November/December 2021 – The House of Representatives and Senate seek to pass the final version of the defense bill.
December 2021 – The defense bill is typically signed into law.
Path to Last Year’s Defense Bill
Until the fiscal year 2022 National Defense Authorization Act is drafted, signed, and passed, the timeline for the 2022 defense budget is incomplete. Until sufficient actions warrant mention here, we present last year’s timeline as an example of what can happen to the NDAA along the way. 2021’s journey from proposal to law is a good example of the kinds of twists and turns such legislation sometimes takes along the way to becoming law.

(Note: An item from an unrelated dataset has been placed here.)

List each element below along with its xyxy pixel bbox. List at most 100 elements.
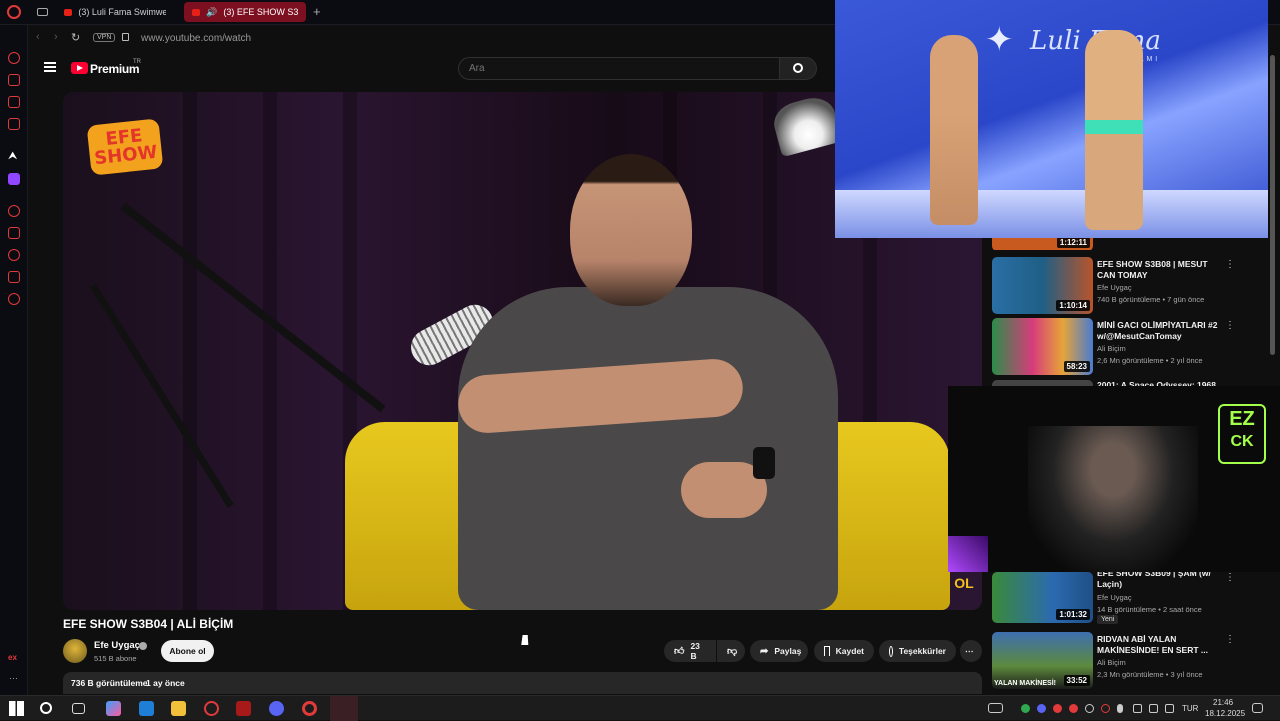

- 1/1/2021: On January 1, the Senate voted 81-13 to override the President’s veto of the NDAA. The bill passed in the Senate with a “veto proof” majority of 84-13 earlier this month, and the House has already voted to override the President’s veto. The bill now becomes law.
- 12/28/2020: The House voted 322-87 to override the President’s veto. The bill now becomes law if the Senate votes to override Trump.
- 12/27/2020: President Trump vetoed the defense bill on Wed. Dec. 23 and now Congress is working to line up the votes to override the veto. The House is preparing to vote on Dec. 28 with the Senate preparing to vote on Dec. 29, if the House vote is successful. Two-thirds majorities are needed in the House and Senate to overturn the president’s veto and enact the bill into law.
- 12/11/2020: The bill has been sent to President Trump who may veto the bill because it does not repeal section 230 which protects social media companies from liability for what their users post. However, there appears to be bi-partisan veto-proof support in Congress to pass the Defense Bill if President Trump vetoes it.
- 12/11/2020: The Senate voted overwhelmingly to approve the defense bill with a veto-proof majority. The vote was 84 to 13.
- 12/7/2020: The House passed a bipartisan veto-proof majority defense bill. The vote was 335 to 78.